Some board game concepts seem well beyond the scope of what a piece of cardboard, some plastic pieces and a few dice rolls can convey, but Formula D really blew my mind the other day. This is a race car driving simulation, but in a board game. Is that even possibe?
Yes. Yes it is.
One of my friends from work was begging me to try the game, so we sat down after the workday earlier this week to test it out. After the initial “WTF is going on?” part of learning a new board game wore off I was hooked.
Formula D is deceptively simple, like many Euro-games. The board looks somewhat daunting at first. There are hundreds of spaces dotting a stylized recreation of the famed Circuit de Monaco grand prix track that encircles Monte Carlo. Players are given small plastic trays that house a gear shifter and damage meter.
The gear shifter is a very clever little pawn piece with a small notch at the bottom that holds it in place under the cardboard, giving a neat recreation of a real-life gear shift.

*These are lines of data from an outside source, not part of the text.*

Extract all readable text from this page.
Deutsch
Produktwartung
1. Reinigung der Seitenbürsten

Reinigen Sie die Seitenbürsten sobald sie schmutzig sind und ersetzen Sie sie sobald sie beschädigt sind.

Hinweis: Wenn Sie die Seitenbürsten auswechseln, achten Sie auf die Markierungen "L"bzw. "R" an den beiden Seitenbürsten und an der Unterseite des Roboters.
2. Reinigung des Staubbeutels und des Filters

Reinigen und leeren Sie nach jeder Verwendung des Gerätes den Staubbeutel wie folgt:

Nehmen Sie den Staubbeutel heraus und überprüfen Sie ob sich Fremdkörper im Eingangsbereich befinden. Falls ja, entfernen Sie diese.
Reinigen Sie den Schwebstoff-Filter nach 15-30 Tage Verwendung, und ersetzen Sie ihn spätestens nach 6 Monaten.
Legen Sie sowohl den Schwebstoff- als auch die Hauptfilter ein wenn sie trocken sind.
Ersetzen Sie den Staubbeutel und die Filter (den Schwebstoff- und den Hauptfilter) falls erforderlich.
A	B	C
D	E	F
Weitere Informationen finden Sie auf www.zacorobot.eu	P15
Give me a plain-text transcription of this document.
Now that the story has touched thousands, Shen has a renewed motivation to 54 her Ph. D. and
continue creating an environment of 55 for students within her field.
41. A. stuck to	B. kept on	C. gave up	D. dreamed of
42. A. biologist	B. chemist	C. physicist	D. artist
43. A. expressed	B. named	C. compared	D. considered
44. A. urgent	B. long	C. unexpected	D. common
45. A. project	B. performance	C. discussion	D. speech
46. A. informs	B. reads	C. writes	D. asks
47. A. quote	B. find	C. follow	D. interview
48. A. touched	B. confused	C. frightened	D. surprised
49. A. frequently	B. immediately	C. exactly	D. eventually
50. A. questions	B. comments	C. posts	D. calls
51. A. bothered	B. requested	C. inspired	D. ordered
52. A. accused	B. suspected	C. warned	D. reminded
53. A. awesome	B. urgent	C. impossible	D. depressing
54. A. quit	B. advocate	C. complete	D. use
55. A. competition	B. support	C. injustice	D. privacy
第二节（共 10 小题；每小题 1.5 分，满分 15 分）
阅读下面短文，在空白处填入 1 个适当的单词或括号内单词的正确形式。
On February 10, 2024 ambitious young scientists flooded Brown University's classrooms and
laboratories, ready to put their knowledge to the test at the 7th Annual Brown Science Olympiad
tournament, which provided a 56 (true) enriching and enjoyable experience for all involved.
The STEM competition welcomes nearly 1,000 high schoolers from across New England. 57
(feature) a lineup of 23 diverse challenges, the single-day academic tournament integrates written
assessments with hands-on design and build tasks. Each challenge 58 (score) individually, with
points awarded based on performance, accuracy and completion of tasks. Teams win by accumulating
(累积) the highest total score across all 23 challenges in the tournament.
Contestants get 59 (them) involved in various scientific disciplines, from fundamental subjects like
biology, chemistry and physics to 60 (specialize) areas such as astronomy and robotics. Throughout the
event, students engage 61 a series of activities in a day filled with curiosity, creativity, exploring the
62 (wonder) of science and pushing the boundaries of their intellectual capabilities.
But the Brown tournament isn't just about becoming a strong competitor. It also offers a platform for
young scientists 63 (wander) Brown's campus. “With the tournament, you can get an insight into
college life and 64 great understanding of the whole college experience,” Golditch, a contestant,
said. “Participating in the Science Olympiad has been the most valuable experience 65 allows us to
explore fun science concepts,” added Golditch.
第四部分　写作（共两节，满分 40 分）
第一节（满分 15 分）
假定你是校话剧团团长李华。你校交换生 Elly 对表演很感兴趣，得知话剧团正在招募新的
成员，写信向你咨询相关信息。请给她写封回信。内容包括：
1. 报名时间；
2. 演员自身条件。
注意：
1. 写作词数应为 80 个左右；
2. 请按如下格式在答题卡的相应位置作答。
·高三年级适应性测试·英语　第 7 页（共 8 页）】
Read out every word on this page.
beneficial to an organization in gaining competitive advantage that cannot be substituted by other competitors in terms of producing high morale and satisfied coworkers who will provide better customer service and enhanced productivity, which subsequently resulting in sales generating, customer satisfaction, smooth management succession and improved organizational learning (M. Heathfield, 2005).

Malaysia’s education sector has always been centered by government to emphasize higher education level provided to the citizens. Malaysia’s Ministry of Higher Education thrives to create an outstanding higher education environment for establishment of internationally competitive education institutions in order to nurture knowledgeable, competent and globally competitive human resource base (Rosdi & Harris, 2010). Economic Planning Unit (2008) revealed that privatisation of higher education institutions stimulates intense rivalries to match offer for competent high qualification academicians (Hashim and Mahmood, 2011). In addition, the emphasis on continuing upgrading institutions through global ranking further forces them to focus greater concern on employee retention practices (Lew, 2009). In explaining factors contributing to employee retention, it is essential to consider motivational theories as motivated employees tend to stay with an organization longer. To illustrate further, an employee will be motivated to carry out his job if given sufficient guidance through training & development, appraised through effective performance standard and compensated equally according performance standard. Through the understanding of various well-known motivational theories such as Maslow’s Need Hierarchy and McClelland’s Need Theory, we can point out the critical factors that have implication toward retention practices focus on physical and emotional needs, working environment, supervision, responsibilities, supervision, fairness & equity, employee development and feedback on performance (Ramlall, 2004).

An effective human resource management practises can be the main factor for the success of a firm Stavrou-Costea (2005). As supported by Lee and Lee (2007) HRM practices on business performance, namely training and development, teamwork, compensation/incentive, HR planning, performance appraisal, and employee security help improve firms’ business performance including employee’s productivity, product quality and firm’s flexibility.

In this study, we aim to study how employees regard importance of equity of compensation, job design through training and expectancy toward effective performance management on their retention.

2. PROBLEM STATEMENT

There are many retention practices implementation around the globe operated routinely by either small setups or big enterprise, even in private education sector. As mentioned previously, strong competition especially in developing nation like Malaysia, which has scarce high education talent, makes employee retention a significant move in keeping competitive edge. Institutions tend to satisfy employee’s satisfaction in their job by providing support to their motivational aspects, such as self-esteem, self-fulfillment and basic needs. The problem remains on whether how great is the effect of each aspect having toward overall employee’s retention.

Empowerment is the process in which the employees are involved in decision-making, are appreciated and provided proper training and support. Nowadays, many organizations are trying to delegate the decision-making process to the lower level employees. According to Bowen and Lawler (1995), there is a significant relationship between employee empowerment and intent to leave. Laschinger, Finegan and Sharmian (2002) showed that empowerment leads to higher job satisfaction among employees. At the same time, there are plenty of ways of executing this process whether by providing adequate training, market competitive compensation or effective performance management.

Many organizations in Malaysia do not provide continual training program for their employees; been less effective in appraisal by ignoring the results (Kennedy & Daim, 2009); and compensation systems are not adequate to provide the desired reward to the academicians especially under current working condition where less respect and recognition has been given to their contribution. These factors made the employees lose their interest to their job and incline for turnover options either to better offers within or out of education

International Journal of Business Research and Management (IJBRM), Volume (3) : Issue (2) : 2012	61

I personally thought it was a neat touch on top of the already gigantic, but finely detailed game board.
Most of the gameplay revolves around players selecting their gear of choice each turn, having the option to shift up once or shift down once without penalty. The various dice included each represent a different gear. 1st gear is a 4-sided die that can go 1 to 2 spaces, 2nd gear is 6-sided and can go 2 to 4 spaces and so on. The craziest of course is the 6th gear with a gigantic custom 30-sided die that can go from 23 to 30 spaces.
The board is dotted with many hair-pin turns, which require you to land your car inside the red-highlighted zones to avoid wearing your car down. What this translates into is frantic gearing-up and gearing-down to race across straightaways and slow down on sharp turns. We found that counting spaces and planning ahead was key to deciding which gear was the best to go with.
Missing a turn inside the red spaces or gearing down too quickly (such as going from 5th gear to 2nd) causes your car to take some damage. Starting from 18, damage slowly ticks down until you reach 0, which I guess is just game over. We played decently safe and never got close to 0 damage, even avoiding the optional pit-stop half-way through.
In the end I came away thinking it was a surprisingly easy game to pick-up and fast to play. With 2 players we zipped through a 1-lap game the first time in about 20 minutes and a 2-lap game in 30. With more players it seemed like the most the game would take would probably be about an hour. Formula D does support up to 10 players, so it looked like things could get pretty epic pretty quick. Since the road is only 3 lanes wide there was a lot of opportunity to block each other. More players might even make it possible to block the road completely.
We’re thinking of trying this as a warm-up game to the next game night at the office, since we can rope in everyone and it is so easy to pickup. I actually can’t wait to see what a 6 to 10 player game would look like.